I sat there and thought, til i could feel my eyes starting to close. I laid down and welcomed sleep to take over me. Thats until i heard my phone vibrating. I sat up again to look at it.

"Sam❤️"

Good for me, being an alcoholic since i were twelve, i was really good at acting sober.

"Hey samm" i said, acting like my sober self.

"Hi Clho, i just wanted to check in. See if you were ready soon?" I could feel myself calm down since he didn't seem to notice that i was drunk.

"Yeah i'm done, you can pick me up whenever you want" I said. As i stood up to go pee, boom, the vodka flew down on the floor. Going into a hundreds pieces. Fuck.

"Clho are yoy okay??" Sam quickly said.

Fuck, why was he so good at hearing things. Or was i just dumb explaining him?

"Yeah, don't worry. I just dropped a glas" Smooth.

"Okay yeah, imma be picking you up in about 10 min" And then he just hung up. I don't think he noticed anything. But i decided to sit up so i wouldn't end up falling half alseep again.

I thought about what we would talk about. If we would just update eatchother on life, or if we would talk about our past.

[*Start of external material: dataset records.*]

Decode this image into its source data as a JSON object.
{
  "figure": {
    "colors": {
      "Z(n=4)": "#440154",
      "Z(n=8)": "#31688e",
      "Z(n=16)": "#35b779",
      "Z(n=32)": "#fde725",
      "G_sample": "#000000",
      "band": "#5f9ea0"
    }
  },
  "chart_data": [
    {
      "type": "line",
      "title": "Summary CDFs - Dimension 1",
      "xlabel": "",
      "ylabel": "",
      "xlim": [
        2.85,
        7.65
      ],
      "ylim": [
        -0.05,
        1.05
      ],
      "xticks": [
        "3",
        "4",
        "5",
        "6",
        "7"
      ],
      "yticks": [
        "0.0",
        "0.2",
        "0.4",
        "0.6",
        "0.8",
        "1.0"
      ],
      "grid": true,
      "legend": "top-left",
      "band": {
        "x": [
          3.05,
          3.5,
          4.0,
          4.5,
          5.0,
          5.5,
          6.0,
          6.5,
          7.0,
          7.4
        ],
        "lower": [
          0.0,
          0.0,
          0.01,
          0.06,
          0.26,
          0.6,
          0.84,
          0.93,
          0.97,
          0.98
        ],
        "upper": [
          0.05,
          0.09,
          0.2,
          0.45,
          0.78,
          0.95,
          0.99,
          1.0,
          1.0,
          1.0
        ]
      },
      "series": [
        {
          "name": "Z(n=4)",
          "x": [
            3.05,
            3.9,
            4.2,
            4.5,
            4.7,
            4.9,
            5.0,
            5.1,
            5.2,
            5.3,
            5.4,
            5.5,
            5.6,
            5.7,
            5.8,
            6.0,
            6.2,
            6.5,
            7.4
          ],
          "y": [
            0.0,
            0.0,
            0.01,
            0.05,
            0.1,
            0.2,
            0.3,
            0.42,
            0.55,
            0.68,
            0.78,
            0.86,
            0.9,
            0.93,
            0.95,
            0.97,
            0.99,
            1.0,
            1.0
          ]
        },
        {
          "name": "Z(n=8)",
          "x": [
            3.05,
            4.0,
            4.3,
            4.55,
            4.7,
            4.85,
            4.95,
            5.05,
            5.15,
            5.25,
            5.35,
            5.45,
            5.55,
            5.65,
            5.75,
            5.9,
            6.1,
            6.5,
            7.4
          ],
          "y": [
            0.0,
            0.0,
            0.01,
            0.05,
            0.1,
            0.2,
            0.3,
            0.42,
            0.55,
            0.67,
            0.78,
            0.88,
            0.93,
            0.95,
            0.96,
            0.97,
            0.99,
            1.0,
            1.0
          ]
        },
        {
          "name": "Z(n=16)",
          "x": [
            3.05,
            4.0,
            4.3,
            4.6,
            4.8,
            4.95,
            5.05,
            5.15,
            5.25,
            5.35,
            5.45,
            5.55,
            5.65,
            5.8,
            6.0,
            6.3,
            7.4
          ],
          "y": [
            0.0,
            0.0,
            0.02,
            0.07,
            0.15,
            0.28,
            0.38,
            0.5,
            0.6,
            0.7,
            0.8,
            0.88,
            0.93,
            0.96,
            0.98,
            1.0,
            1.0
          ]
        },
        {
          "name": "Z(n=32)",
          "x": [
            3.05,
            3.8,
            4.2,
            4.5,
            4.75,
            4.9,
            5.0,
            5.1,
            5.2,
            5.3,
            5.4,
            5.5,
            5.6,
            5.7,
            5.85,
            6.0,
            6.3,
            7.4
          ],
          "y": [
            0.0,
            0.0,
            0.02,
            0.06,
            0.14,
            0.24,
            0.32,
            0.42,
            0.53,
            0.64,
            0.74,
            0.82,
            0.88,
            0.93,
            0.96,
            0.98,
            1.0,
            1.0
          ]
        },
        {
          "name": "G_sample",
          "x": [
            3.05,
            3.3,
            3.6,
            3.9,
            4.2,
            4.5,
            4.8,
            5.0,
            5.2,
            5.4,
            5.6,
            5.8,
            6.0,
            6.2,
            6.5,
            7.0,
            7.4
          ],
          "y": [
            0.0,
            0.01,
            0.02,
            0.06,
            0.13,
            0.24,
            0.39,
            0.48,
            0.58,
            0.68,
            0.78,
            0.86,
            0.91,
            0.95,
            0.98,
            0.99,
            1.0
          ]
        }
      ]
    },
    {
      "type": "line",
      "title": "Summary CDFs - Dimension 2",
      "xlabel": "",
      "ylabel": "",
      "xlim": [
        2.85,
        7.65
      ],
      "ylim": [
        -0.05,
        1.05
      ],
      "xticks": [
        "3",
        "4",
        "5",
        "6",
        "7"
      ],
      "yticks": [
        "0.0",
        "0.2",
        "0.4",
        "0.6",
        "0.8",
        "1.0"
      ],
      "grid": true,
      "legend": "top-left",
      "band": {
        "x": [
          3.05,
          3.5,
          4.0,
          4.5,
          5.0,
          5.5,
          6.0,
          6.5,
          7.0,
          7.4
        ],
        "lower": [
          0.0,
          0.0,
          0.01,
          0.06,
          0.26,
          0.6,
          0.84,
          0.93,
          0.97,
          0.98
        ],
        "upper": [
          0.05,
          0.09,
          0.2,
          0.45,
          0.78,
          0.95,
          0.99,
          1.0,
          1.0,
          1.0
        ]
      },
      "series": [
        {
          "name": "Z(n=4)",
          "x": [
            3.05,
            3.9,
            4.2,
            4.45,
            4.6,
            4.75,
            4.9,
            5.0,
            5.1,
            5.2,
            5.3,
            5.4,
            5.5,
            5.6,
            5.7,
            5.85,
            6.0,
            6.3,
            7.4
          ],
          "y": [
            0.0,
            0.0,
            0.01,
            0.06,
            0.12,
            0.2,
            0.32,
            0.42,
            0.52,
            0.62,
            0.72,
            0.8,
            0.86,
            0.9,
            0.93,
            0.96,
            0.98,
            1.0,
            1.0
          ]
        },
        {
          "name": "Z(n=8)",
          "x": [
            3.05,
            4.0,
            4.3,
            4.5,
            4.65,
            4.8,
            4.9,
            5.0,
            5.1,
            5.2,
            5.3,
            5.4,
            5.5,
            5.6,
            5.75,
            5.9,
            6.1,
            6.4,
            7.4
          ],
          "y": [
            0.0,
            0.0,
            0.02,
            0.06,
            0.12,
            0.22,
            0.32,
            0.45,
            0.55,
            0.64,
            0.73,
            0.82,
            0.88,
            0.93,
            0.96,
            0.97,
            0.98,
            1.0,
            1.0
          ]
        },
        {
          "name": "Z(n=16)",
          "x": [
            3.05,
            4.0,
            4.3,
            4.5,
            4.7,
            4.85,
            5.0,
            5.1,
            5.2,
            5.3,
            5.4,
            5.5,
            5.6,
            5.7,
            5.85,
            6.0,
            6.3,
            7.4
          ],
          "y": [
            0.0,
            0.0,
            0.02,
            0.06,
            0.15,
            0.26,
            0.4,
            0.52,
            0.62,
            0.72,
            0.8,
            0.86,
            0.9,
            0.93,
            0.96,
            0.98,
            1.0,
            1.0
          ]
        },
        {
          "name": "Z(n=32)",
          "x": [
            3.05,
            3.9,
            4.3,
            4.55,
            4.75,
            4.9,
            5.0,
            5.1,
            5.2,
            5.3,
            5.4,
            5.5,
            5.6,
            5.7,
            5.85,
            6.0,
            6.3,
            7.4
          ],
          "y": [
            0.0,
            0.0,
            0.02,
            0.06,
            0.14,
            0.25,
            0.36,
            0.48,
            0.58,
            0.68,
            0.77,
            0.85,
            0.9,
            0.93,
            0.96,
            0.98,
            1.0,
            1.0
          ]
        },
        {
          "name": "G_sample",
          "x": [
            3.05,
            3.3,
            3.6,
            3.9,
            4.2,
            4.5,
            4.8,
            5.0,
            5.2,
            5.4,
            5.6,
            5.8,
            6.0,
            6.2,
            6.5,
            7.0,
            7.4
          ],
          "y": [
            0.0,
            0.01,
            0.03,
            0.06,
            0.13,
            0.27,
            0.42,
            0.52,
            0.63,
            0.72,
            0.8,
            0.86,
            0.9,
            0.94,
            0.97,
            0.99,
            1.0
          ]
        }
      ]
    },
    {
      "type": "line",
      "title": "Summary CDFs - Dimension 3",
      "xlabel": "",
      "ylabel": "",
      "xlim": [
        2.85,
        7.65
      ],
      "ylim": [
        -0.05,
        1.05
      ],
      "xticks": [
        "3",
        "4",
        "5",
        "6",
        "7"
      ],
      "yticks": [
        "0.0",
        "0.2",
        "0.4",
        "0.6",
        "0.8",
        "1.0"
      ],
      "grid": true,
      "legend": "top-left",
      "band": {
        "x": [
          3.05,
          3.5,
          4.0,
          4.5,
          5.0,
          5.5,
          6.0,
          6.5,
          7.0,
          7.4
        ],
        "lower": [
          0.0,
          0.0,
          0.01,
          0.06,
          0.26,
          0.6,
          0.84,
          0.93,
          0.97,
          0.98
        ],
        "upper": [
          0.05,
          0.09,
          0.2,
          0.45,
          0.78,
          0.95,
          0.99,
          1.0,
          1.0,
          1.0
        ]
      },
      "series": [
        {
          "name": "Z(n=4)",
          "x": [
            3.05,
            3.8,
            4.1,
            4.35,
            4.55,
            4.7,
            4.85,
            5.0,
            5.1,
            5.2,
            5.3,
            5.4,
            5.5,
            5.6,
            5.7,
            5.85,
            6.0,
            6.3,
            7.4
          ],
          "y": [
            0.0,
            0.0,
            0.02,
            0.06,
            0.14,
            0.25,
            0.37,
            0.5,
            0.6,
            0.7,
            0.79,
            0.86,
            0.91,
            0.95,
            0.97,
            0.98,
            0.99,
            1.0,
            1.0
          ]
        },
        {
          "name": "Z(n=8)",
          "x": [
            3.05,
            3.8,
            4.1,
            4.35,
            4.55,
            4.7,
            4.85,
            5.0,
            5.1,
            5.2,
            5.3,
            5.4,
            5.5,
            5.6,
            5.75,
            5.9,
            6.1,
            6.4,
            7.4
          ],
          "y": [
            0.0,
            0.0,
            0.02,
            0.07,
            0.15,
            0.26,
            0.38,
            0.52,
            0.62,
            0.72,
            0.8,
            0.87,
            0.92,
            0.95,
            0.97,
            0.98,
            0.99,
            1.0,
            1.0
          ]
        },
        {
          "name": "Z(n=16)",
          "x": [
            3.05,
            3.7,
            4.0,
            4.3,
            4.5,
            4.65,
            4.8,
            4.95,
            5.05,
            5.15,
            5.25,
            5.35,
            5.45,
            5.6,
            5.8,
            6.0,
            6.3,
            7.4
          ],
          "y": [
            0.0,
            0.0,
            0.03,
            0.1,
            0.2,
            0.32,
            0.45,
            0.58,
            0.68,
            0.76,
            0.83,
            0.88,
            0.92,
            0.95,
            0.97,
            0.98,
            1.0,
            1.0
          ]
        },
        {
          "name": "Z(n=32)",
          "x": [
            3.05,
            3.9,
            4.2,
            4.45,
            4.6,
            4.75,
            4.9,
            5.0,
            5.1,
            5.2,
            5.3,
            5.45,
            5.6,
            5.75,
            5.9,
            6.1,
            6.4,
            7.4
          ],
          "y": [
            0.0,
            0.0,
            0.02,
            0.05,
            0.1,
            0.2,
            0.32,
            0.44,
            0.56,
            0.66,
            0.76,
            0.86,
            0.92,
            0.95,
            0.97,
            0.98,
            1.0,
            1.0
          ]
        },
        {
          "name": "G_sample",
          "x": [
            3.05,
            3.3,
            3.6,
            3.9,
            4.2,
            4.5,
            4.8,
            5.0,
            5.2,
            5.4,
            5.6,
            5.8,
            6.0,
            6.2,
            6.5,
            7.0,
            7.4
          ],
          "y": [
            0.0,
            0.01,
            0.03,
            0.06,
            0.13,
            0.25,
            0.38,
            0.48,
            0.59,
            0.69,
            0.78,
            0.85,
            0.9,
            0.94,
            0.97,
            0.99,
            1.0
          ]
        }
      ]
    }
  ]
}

I wonderd if he would take Colby with him. I really missed Colby to, i used to always hang out with him and Sam before everything went down. I missed all of our sleepovers we just to have togheter. How we would break into abandoned buildings togheter.

I wonderd if i met Colby nowdays, if i would still have the same feelings for him? I always felt some kind of way when i was with him.

Why would he wanna be with you?
Have you seen yourself?

Like an angel from god, my phone vibrated. Stoping my thoughts from spiraling out again.